Herr Schlegel se animó al oír la pregunta.

—Bien, para empezar, se ha negado a darme una dirección futura y la anterior era sospechosa: Lista de Correos, Rapallo, Italia. Nunca he oído hablar de Rapallo y cuando le he preguntado dónde quedaba, sólo ha respondido que "en la costa". Desde luego, por su actitud misteriosa, por su forma de salir subrepticiamente y sin paraguas, por su falta de dirección y por esa carta (los problemas con Rusia, la deportación, la policía), creo que hay que avisar a la policía. Por supuesto, he buscado la carta al limpiar la habitación, pero no la he encontrado. Debe de haberla quemado u ocultado.

—¿No habrá usted llamado a la policía? —preguntó Breuer.

—Todavía no. Es mejor esperar a que amanezca. Sería malo para el negocio. No conviene que la policía moleste a mis huéspedes a altas horas de la madrugada. ¡Y luego, por si fuera poco, su repentina enfermedad! ¿Sabe lo que creo? ¡Que es veneno!

—¡No, hombre, no! —exclamó Breuer—. Estoy seguro de que no. Por favor, Herr Schlegel, olvide a la policía. Le aseguro que no hay razón para preocuparse. Conozco a este hombre. Me hago responsable de él. No es un espía. Es exactamente lo que dice su tarjeta, un profesor de universidad. Y padece estas jaquecas a menudo. Por eso fue a verme. Por favor, olvide sus sospechas. —A la luz mortecina del farol del carruaje, Breuer vio que Herr Schlegel no estaba dispuesto a olvidar nada—. No obstante —añadió—, comprendo que un observador agudo pueda llegar a semejante conclusión.
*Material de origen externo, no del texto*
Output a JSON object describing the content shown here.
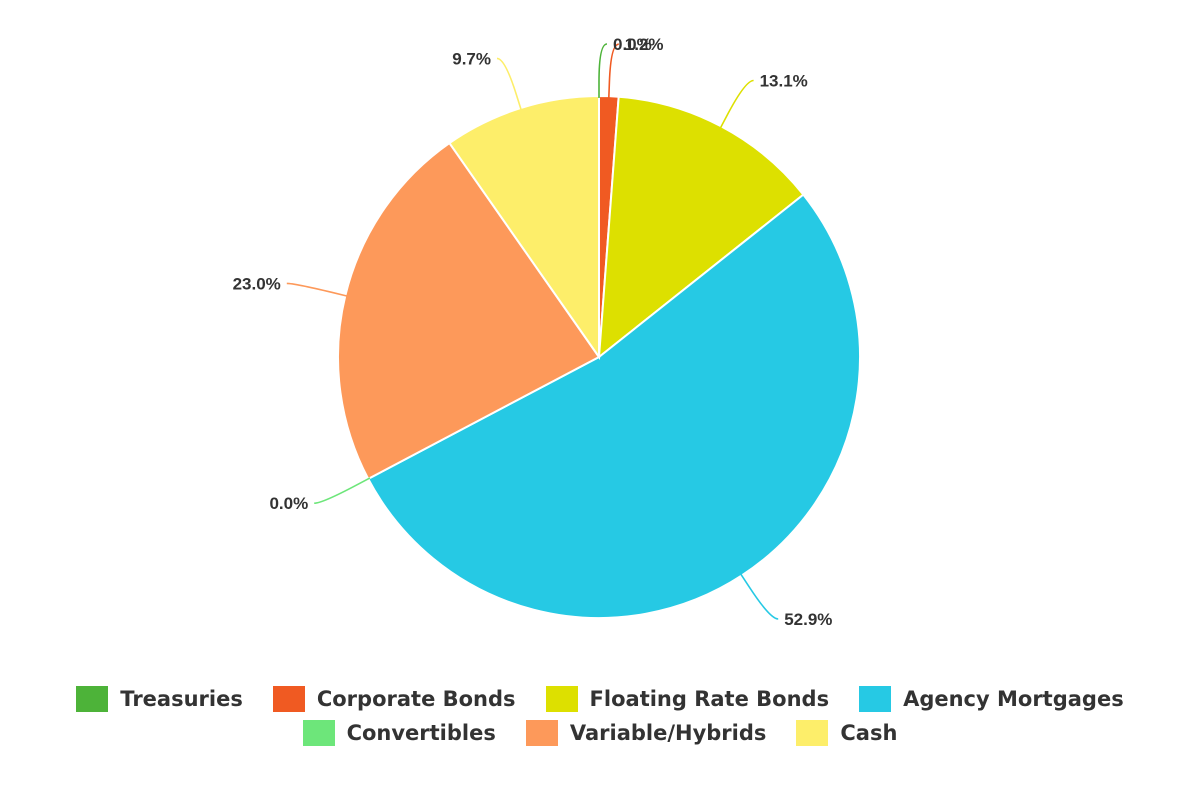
{
  "chart_data": {
    "type": "pie",
    "legend_position": "bottom",
    "slices": [
      {
        "name": "Treasuries",
        "value": 0.0,
        "label": "0.0%",
        "color": "#4db339"
      },
      {
        "name": "Corporate Bonds",
        "value": 1.2,
        "label": "1.2%",
        "color": "#f05a22"
      },
      {
        "name": "Floating Rate Bonds",
        "value": 13.1,
        "label": "13.1%",
        "color": "#dde000"
      },
      {
        "name": "Agency Mortgages",
        "value": 52.9,
        "label": "52.9%",
        "color": "#26c9e4"
      },
      {
        "name": "Convertibles",
        "value": 0.0,
        "label": "0.0%",
        "color": "#6de67a"
      },
      {
        "name": "Variable/Hybrids",
        "value": 23.0,
        "label": "23.0%",
        "color": "#fd995a"
      },
      {
        "name": "Cash",
        "value": 9.7,
        "label": "9.7%",
        "color": "#fdee6a"
      }
    ]
  }
}
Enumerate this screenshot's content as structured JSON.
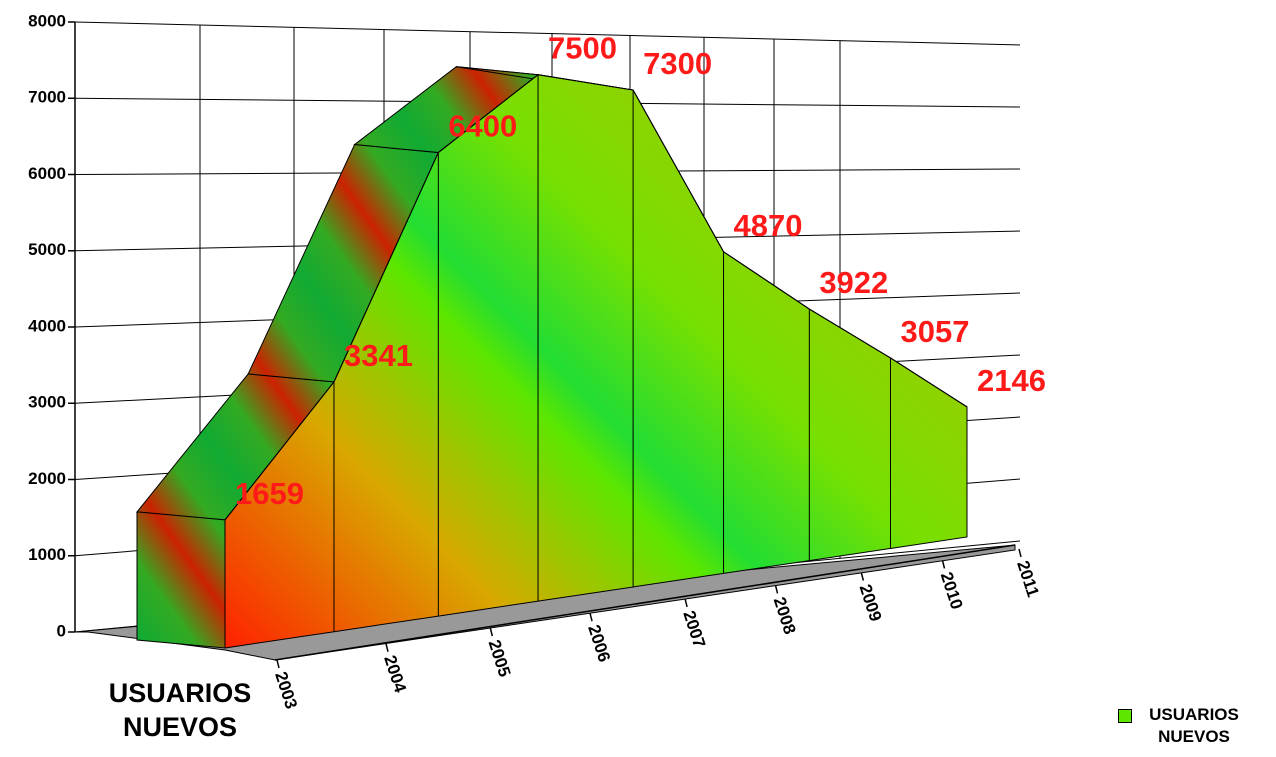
{
  "chart_data": {
    "type": "area3d",
    "categories": [
      "2003",
      "2004",
      "2005",
      "2006",
      "2007",
      "2008",
      "2009",
      "2010",
      "2011"
    ],
    "series": [
      {
        "name": "USUARIOS NUEVOS",
        "color": "#5ce600",
        "values": [
          1659,
          3341,
          6400,
          7500,
          7300,
          4870,
          3922,
          3057,
          2146
        ]
      }
    ],
    "ylim": [
      0,
      8000
    ],
    "yticks": [
      0,
      1000,
      2000,
      3000,
      4000,
      5000,
      6000,
      7000,
      8000
    ],
    "grid": true,
    "legend": "bottom-right"
  }
}
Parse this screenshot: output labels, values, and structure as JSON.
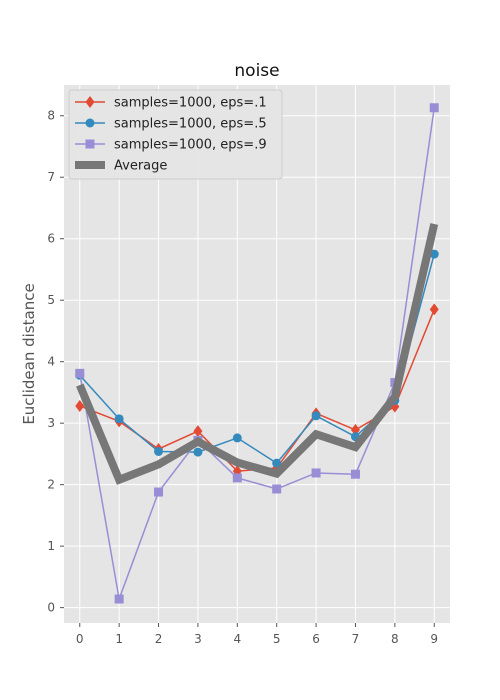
{
  "chart_data": {
    "type": "line",
    "title": "noise",
    "xlabel": "",
    "ylabel": "Euclidean distance",
    "x": [
      0,
      1,
      2,
      3,
      4,
      5,
      6,
      7,
      8,
      9
    ],
    "xlim": [
      -0.4,
      9.4
    ],
    "ylim": [
      -0.25,
      8.5
    ],
    "xticks": [
      0,
      1,
      2,
      3,
      4,
      5,
      6,
      7,
      8,
      9
    ],
    "yticks": [
      0,
      1,
      2,
      3,
      4,
      5,
      6,
      7,
      8
    ],
    "grid": true,
    "legend_position": "top-left",
    "series": [
      {
        "name": "samples=1000, eps=.1",
        "color": "#E24A33",
        "marker": "diamond",
        "values": [
          3.28,
          3.03,
          2.58,
          2.87,
          2.22,
          2.27,
          3.16,
          2.89,
          3.27,
          4.85
        ]
      },
      {
        "name": "samples=1000, eps=.5",
        "color": "#348ABD",
        "marker": "circle",
        "values": [
          3.78,
          3.07,
          2.54,
          2.53,
          2.76,
          2.35,
          3.12,
          2.78,
          3.37,
          5.75
        ]
      },
      {
        "name": "samples=1000, eps=.9",
        "color": "#988ED5",
        "marker": "square",
        "values": [
          3.81,
          0.14,
          1.88,
          2.72,
          2.11,
          1.93,
          2.19,
          2.17,
          3.66,
          8.13
        ]
      },
      {
        "name": "Average",
        "color": "#777777",
        "marker": "none",
        "values": [
          3.62,
          2.08,
          2.33,
          2.7,
          2.36,
          2.18,
          2.82,
          2.61,
          3.43,
          6.24
        ]
      }
    ]
  }
}
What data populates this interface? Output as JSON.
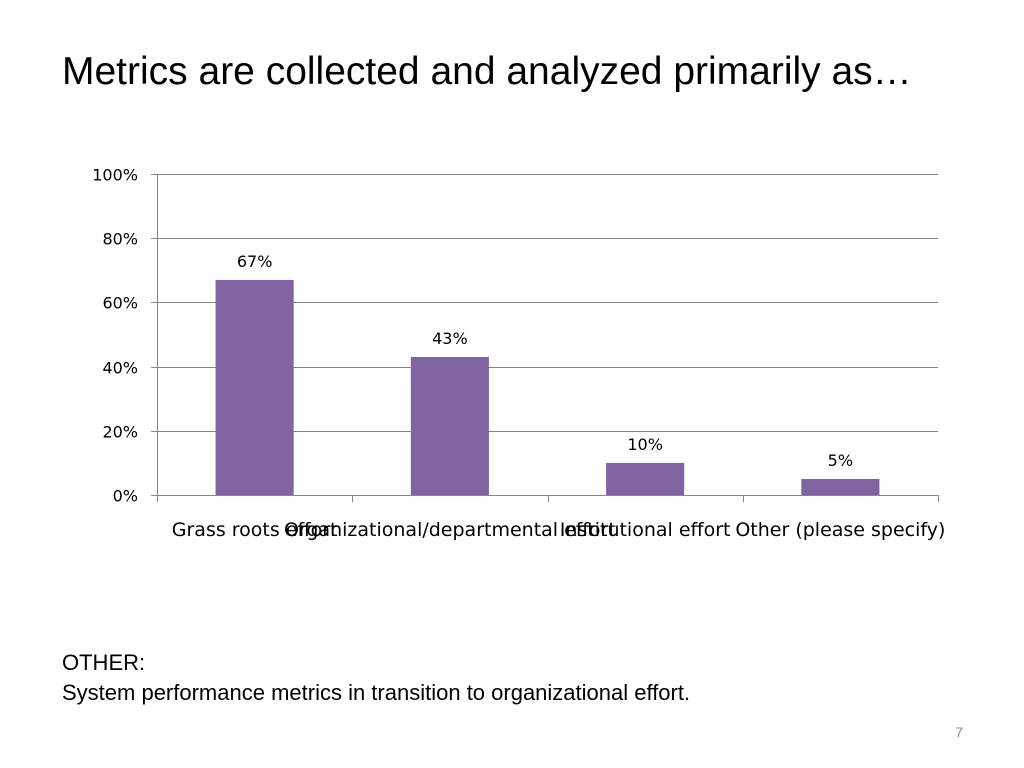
{
  "slide": {
    "title": "Metrics are collected and analyzed primarily as…",
    "note_heading": "OTHER:",
    "note_body": "System performance metrics in transition to organizational effort.",
    "page_number": "7"
  },
  "chart_data": {
    "type": "bar",
    "categories": [
      "Grass roots effort",
      "Organizational/departmental effort",
      "Institutional effort",
      "Other (please specify)"
    ],
    "values": [
      67,
      43,
      10,
      5
    ],
    "data_labels": [
      "67%",
      "43%",
      "10%",
      "5%"
    ],
    "ylim": [
      0,
      100
    ],
    "yticks": [
      0,
      20,
      40,
      60,
      80,
      100
    ],
    "ytick_labels": [
      "0%",
      "20%",
      "40%",
      "60%",
      "80%",
      "100%"
    ],
    "grid": true,
    "legend": "none",
    "bar_color": "#8064a2",
    "grid_color": "#868686"
  }
}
Pero confíe en mi. La responsabilidad será mía. — Trató de que el posadero volviera a hablar de la enfermedad de Nietzsche—. Dígame, después de verlo por la tarde, ¿qué más ha sucedido?

—He vuelto a su habitación otras dos veces por sí necesitaba algo, un té o algo de comer. En ambas ocasiones me lo ha agradecido y me ha dicho que no, sin volver la cabeza siquiera. Parecía débil y estaba pálido. —Herr Schlegel hizo una pausa. Luego, incapaz de omitir un comentario, añadió—: Ninguna gratitud hacia mi esposa, que lo ha cuidado. No es persona amable, ¿sabe? Incluso parecía que le fastidiaran nuestras atenciones. ¡Lo ayudamos y le molesta! Eso a mi esposa no le ha gustado. Ella también se ha enfadado y ya no quiere saber nada de él. Quiere que se vaya mañana mismo.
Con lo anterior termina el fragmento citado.